En 2019, alors que toutes les disciplines des arts vivants ont attiré davantage de spectateurs en salle par rapport aux années précédentes, et ont même battu des records de vente de billets, la danse a été le seul domaine à enregistrer un recul, de 4 % par rapport à 2018, d’après une récente enquête de l’Observatoire de la culture et des communications de l’Institut de la statistique du Québec.
« Révolution est un show de télévision avant tout. Ça participe à démocratiser l’aspect circadien de la danse, mais c’est de la poudre aux yeux. Tout ce que tu vois, c’est une prouesse sportive de 1 minute 30 à la télévision. Ça n’incite pas les gens à aller voir des spectacles de danse en salle, qui sont beaucoup plus longs », renchérit Lucie Boissinot, directrice artistique et des études à l’École de danse contemporaine de Montréal. Elle estime qu’il y a une grande différence entre « la danse spectacle » proposée par Révolution et « la danse comme art de scène » présentée par les troupes de danseurs professionnels.
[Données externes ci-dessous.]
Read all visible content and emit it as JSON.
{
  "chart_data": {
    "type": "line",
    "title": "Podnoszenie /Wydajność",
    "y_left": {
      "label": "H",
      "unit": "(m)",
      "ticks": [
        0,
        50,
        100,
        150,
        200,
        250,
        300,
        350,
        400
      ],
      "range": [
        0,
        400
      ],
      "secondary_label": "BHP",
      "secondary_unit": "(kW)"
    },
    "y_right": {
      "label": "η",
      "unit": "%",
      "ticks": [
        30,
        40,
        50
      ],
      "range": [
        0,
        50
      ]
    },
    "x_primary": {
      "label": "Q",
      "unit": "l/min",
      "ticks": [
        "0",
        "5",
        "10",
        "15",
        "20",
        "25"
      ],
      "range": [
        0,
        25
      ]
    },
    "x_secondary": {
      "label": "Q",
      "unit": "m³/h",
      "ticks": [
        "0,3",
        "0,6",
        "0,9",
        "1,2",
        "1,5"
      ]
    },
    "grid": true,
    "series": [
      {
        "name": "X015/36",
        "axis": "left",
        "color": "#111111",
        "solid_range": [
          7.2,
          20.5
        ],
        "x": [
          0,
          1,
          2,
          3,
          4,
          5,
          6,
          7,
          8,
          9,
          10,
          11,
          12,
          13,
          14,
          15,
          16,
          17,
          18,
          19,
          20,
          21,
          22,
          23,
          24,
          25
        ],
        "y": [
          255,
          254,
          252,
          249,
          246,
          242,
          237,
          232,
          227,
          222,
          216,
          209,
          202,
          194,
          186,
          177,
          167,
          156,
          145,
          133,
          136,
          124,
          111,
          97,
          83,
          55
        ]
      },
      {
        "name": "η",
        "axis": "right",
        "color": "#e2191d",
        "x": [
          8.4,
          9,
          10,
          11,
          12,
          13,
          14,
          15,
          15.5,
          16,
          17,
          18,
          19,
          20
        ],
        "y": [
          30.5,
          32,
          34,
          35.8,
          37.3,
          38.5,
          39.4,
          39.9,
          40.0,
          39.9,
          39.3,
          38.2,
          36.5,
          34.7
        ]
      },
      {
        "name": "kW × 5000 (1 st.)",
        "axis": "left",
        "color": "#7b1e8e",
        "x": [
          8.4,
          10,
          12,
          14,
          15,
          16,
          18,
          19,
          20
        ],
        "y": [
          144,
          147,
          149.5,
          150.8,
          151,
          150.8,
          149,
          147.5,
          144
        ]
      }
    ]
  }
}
D’autres intervenants pensent que l’émission aura bel et bien une incidence sur la fréquentation des salles d’ici aux prochaines années. Puisque des modèles sont créés dans ce milieu, il faut s’attendre à ce que les jeunes — et moins jeunes — admirateurs les suivent dans leur carrière. Le spectacle de Janie et Márcio, gagnants de la saison 2, en témoigne. Syntonie, qui comptabilise déjà 17 représentations (sur 31), a connu un grand succès en salle.
Le spectacle Révolution en tournée, qui rassemble les finalistes de chaque saison, a aussi connu un départ « remarquable » en 2020. Juste avant la pandémie, 18 représentations à Montréal et Québec ont fait salle comble. Devant la vente rapide de billets pour les 22 autres dates de la tournée, qui reprend en février, la production a ajouté 9 représentations et d’autres sont à venir. Pour Sébastien G. Côté, directeur principal de la division spectacles et management chez Musicor, qui produit le spectacle, « il y a vraiment un engouement, comparable à celui pour les spectacles de variétés ».